The descent is very steep, and carried down a slope of greenstone;[[353]] the road then follows a clear affluent of the Boga-panee, and afterwards winds along the margin of that river, which is a rapid turbulent stream, very muddy, and hence contrasting remarkably with the Kala-panee. It derives its mud from the decomposition of granite, which is washed by the natives for iron, and in which rock it rises to the eastward. Thick beds of slate crop out by the roadside (strike north-east and dip north-west), and are continued along the bed of the river, passing into conglomerates, chert, purple slates, and crystalline sandstones, with pebbles, and angular masses of schist. Many of these rocks are much crumpled, others quite flat, and they are overlaid by soft, variegated gneiss, which is continued alternately with the slates to the top of the hills on the opposite side.
[353] This greenstone decomposes into a thick bed of red clay; it is much intersected by fissures or cleavage planes at all angles, whose surfaces are covered with a shining polished superficial layer; like the fissures in the cleavage planes of the gneiss granite of Kinchinjhow, whose adjacent surfaces are coated with a glassy waved layer of hornblende. This polishing of the surfaces is generally attributed to their having been in contact and rubbed together, an explanation which is wholly unsatisfactory to me; no such motion could take place in cleavage planes which often intersect, and were it to occur, it would not produce two polished surfaces of an interposed layer of a softer mineral. It is more probably due to metamorphic action.

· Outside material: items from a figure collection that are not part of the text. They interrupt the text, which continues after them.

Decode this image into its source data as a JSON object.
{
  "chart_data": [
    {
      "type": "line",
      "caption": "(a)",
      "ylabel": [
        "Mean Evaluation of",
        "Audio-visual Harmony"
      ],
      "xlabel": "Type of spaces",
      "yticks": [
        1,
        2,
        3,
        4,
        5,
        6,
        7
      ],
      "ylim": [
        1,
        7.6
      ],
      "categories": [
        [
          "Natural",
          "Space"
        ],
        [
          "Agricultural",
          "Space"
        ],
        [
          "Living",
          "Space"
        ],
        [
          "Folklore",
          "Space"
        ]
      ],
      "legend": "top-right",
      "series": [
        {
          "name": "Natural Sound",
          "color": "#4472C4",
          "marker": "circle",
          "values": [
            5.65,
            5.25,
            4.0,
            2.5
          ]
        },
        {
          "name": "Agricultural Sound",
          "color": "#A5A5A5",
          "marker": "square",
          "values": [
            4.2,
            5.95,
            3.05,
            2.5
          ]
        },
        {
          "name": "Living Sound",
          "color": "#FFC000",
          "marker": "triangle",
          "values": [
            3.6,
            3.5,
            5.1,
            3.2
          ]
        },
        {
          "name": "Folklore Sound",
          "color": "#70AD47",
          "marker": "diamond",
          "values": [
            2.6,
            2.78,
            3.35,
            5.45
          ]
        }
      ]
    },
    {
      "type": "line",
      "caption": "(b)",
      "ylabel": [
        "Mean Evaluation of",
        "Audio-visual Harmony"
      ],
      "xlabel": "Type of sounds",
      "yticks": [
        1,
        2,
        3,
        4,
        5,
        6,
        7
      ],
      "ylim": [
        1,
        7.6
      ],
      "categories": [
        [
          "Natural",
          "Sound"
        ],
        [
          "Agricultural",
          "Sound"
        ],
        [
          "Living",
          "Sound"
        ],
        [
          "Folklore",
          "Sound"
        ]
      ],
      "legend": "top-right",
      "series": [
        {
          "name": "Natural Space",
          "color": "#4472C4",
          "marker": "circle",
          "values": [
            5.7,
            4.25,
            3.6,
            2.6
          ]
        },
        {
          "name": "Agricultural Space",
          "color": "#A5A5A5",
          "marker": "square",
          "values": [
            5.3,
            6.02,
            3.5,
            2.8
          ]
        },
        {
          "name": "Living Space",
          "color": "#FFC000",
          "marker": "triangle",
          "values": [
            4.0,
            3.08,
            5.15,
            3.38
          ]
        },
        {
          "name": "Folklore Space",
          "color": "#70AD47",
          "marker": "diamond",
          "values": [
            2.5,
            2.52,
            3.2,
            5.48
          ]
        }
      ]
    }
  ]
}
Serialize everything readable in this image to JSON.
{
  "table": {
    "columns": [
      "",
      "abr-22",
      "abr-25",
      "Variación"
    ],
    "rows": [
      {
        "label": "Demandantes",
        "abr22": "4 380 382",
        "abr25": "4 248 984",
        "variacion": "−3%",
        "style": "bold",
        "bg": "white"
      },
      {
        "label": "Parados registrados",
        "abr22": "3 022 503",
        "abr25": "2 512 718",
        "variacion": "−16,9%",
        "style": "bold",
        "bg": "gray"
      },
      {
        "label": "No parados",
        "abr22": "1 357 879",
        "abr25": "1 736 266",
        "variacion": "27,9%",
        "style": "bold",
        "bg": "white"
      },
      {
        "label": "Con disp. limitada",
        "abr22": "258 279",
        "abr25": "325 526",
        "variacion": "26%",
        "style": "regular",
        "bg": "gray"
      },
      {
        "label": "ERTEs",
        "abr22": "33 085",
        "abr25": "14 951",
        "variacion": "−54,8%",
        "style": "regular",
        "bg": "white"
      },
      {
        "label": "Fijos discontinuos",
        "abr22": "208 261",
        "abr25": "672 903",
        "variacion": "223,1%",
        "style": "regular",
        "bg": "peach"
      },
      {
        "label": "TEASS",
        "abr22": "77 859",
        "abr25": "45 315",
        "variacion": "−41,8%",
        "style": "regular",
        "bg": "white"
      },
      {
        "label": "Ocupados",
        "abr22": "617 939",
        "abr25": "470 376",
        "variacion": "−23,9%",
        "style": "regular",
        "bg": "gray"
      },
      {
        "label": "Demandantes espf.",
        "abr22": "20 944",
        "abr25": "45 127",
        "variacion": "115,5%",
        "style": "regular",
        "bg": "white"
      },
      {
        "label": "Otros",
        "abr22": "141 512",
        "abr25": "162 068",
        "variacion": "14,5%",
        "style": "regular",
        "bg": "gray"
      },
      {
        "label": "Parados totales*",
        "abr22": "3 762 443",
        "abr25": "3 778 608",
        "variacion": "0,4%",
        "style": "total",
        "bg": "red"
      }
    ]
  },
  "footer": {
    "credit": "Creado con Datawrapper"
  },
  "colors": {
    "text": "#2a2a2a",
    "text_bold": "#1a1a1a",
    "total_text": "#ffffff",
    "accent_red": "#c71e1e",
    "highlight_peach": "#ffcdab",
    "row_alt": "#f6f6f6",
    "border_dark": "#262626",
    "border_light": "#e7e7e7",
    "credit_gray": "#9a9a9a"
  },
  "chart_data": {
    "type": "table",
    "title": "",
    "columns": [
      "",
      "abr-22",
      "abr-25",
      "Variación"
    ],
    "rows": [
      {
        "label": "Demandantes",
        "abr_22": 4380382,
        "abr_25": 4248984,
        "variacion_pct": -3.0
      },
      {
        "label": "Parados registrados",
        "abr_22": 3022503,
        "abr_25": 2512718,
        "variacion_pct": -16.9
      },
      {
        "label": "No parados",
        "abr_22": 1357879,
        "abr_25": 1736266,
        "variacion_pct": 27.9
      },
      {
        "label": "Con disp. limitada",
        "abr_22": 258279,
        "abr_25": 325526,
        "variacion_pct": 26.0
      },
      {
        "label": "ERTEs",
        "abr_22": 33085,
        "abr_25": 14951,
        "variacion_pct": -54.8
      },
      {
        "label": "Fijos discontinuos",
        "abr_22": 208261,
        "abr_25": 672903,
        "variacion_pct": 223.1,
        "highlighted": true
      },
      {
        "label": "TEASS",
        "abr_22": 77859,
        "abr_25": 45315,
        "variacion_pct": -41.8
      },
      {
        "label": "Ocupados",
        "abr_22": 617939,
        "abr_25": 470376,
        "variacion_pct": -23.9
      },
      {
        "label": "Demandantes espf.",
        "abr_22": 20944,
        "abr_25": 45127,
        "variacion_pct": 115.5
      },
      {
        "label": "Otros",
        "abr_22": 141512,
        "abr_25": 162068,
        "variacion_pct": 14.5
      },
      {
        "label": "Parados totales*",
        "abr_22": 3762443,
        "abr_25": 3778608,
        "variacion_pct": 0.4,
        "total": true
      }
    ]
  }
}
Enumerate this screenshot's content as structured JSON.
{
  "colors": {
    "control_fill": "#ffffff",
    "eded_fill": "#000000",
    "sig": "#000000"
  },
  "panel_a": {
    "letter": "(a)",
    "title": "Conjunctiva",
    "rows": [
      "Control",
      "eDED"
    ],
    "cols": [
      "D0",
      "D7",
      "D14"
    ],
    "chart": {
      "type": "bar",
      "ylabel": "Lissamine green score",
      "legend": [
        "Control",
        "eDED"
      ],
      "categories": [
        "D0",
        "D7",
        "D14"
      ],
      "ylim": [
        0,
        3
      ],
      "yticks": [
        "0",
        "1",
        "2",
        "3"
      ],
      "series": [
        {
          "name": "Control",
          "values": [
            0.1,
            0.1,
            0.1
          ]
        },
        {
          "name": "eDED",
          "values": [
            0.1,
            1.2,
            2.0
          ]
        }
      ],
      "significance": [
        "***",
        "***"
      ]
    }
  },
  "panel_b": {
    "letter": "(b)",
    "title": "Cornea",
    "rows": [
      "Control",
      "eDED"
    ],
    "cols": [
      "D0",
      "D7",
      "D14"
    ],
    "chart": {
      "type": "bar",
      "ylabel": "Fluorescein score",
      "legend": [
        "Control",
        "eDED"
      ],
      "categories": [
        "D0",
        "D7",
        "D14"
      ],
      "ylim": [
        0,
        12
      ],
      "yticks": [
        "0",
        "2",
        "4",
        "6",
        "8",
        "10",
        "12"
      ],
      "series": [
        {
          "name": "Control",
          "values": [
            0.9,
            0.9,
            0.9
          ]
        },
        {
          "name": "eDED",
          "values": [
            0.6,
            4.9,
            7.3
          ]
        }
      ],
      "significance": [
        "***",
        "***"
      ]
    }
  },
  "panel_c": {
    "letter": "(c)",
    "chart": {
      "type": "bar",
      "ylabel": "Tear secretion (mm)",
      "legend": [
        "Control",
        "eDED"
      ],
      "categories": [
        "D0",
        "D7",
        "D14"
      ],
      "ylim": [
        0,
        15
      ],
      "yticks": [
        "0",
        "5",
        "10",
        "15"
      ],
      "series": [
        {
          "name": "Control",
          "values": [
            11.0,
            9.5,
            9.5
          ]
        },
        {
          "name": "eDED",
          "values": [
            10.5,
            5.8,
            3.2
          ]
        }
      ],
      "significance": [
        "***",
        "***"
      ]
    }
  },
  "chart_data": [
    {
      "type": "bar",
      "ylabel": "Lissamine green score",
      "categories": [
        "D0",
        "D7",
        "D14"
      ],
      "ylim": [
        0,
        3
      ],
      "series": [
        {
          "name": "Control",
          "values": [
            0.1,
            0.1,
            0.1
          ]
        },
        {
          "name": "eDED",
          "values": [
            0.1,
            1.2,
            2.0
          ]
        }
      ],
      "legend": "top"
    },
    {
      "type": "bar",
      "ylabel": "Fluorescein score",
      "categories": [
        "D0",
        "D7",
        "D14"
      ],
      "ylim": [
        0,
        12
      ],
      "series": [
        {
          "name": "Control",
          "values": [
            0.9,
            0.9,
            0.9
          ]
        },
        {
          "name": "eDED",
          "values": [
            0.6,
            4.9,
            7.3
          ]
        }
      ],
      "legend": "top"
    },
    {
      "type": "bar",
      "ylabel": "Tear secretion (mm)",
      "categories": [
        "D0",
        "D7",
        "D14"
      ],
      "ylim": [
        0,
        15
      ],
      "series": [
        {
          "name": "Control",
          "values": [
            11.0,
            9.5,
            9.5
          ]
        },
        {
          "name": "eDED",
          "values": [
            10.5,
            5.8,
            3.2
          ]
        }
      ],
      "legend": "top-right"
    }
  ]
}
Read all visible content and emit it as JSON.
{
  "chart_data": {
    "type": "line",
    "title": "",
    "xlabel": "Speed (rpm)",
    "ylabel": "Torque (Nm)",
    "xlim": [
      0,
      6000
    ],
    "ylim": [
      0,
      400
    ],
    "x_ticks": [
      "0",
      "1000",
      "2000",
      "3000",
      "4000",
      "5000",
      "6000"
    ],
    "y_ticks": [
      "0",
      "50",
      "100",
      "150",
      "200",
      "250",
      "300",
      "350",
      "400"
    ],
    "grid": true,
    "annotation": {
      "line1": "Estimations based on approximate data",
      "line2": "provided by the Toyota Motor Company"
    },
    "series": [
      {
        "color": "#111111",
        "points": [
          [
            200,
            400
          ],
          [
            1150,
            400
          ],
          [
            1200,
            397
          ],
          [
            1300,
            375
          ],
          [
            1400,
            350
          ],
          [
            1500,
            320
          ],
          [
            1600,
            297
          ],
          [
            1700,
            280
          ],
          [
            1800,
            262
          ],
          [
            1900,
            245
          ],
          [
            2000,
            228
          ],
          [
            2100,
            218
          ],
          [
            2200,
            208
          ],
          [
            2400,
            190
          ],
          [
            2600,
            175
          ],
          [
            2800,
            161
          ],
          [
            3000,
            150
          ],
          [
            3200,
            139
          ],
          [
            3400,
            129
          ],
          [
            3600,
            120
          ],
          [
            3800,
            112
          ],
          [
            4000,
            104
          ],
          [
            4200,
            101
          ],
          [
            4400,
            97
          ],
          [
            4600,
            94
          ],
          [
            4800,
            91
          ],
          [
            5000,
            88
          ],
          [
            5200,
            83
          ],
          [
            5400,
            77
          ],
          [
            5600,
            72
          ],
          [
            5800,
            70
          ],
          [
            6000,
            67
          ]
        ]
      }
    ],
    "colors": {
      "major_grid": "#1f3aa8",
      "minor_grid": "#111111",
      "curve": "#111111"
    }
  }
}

Small trees of hornbeam grow near the river, with Rhus, Xanthoxylon, Vaccinium, Gualtheria, and Spiræa, while many beautiful ferns, mosses, and orchids cover the rocks. An elegant iron suspension-bridge is thrown across the stream, from a rock matted with tufts of little parasitic Orchideæ. Crossing it, we came on many pine-trees; these had five-years’ old cones on them, as well as those of all succeeding years; they bear male flowers in autumn, which impregnate the cones formed the previous year. Thus, the cones formed in the spring of 1850 are fertilised in the following autumn, and do not ripen their seeds till the second following autumn, that of 1852.
A very steep ascent leads to the bungalow of Moflong, on a broad, bleak hill-top, near the axis of the range (alt. 6,062 feet). Here there is a village, and some cultivation, surrounded by hedges of Erythrina, Pieris, Viburnum, Pyres, Colquhounia, and Corylopsis, amongst which grew an autumn-flowering lark-spur, with most fœtid flowers.[[354]] The rocks are much contorted slates and gneiss (strike north-east and dip south-east). In a deep gulley to the northward, greenstone appears, with black basalt and jasper, the latter apparently altered gneiss: beyond this the rocks strike the opposite way, but are much disturbed.